Perpetuated by a reductionist approach on single macro- and micronutrients, scientists have similarly spent countless resources satisfying the demand for the nutrition villain’ and hero.’ Heroes include substances such as anti-oxidants, fiber, protein and probiotics, while the maligned villains include saturated fat, refined carbohydrates, trans-fat, salt and sugar,” ​the authors wrote.

Less and less support for role of RCTs

This reductionist approach is characteristic of drug trials, but is being seen as less and less appropriate for nutrition research, despite what some regulatory bodies in the United States have had to say on the subject.

The role, or the lack of a role, for a randomized controlled trial in nutrition research, all of this is coming to a head now,” ​Griffiths said. There is a reaction against the idea of one disease, one regimen, one target.

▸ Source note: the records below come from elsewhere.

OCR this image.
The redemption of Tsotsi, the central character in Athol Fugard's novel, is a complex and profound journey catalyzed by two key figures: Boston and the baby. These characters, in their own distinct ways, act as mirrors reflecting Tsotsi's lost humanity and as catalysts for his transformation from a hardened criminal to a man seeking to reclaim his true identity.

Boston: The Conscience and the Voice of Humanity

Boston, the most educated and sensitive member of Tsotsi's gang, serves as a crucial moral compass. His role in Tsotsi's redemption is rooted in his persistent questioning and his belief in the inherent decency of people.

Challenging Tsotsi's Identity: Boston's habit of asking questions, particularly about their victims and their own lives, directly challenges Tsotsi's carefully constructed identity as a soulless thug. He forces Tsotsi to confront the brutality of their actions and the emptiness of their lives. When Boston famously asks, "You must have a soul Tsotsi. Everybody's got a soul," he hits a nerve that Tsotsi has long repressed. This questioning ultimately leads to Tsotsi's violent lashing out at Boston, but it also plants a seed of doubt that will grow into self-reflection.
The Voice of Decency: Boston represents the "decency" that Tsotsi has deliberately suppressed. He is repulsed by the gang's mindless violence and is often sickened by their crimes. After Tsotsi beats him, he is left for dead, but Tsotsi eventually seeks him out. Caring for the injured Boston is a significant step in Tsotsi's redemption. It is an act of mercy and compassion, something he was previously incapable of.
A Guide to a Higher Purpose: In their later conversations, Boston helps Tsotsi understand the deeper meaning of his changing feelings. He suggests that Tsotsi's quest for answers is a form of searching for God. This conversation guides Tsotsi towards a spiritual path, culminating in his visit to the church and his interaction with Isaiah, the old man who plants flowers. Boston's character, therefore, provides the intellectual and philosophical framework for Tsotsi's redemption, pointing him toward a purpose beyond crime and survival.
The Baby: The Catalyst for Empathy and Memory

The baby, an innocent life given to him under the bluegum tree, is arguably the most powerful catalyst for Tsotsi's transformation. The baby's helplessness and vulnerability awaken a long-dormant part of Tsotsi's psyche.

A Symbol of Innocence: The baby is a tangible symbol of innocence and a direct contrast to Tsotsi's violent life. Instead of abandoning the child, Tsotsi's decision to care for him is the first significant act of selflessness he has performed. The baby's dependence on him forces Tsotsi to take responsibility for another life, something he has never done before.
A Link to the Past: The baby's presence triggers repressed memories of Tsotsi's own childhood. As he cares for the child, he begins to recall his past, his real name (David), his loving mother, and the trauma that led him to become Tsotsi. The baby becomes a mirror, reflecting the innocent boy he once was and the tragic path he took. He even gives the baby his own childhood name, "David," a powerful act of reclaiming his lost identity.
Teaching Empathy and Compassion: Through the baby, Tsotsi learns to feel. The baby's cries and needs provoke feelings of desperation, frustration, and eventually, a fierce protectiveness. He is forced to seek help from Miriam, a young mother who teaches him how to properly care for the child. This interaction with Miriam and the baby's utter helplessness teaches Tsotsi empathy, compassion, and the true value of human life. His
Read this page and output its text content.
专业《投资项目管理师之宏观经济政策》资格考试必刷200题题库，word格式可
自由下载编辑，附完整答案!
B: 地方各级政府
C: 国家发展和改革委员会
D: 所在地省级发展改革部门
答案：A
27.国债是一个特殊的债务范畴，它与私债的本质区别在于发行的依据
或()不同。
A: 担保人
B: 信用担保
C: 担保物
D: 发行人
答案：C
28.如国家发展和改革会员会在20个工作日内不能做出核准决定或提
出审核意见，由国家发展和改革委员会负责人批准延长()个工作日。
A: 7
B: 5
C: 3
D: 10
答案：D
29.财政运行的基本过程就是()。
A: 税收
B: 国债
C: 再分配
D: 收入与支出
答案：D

In an effort to uncover the magic bullet, scientists inappropriately studied nutrients in a drug-like context. Unlike drugs, nutrients do not function in isolation and have beneficial effects on multiple tissues and organ systems; a narrow focus on a single or primary’ outcome measure is not practical and does not fit the nutritional context,” ​the paper’s authors wrote.

Among other aspects of modern research covered in the paper were the applications of ‘big data’ type statistical approaches and the potential application of wearable technologies. 

In addition In addition to Dr. Griffiths, the coauthors of the report are: Andrew Shao, PhD, Herbalife Nutrition; Adam Drewnowski, PhD, University of Washington; D. Craig Willcox, PhD, Okinawa International University; Lisa Krämer, MSc; Technische Universität Braunschweig; Christopher Lausted, Institute for Systems Biology; Mannfred Eggersdorfer, PhD, DSM Nutritional Products; John Mathers, PhD, Newcastle University; Jimmy Bell, PhD, University of Westminster; R. Keith Randolph, PhD, Amway Global Discovery; and Renger Witkamp, PhD, Wageningen University.

Source: European Journal of Nutrition
DOI:10.1007/s00394-017-1460-9 
Optimal nutrition and the ever-changing dietary landscape: a conference report
Authors: Shao, A., Drewnowski, A., Willcox, D.C. et al.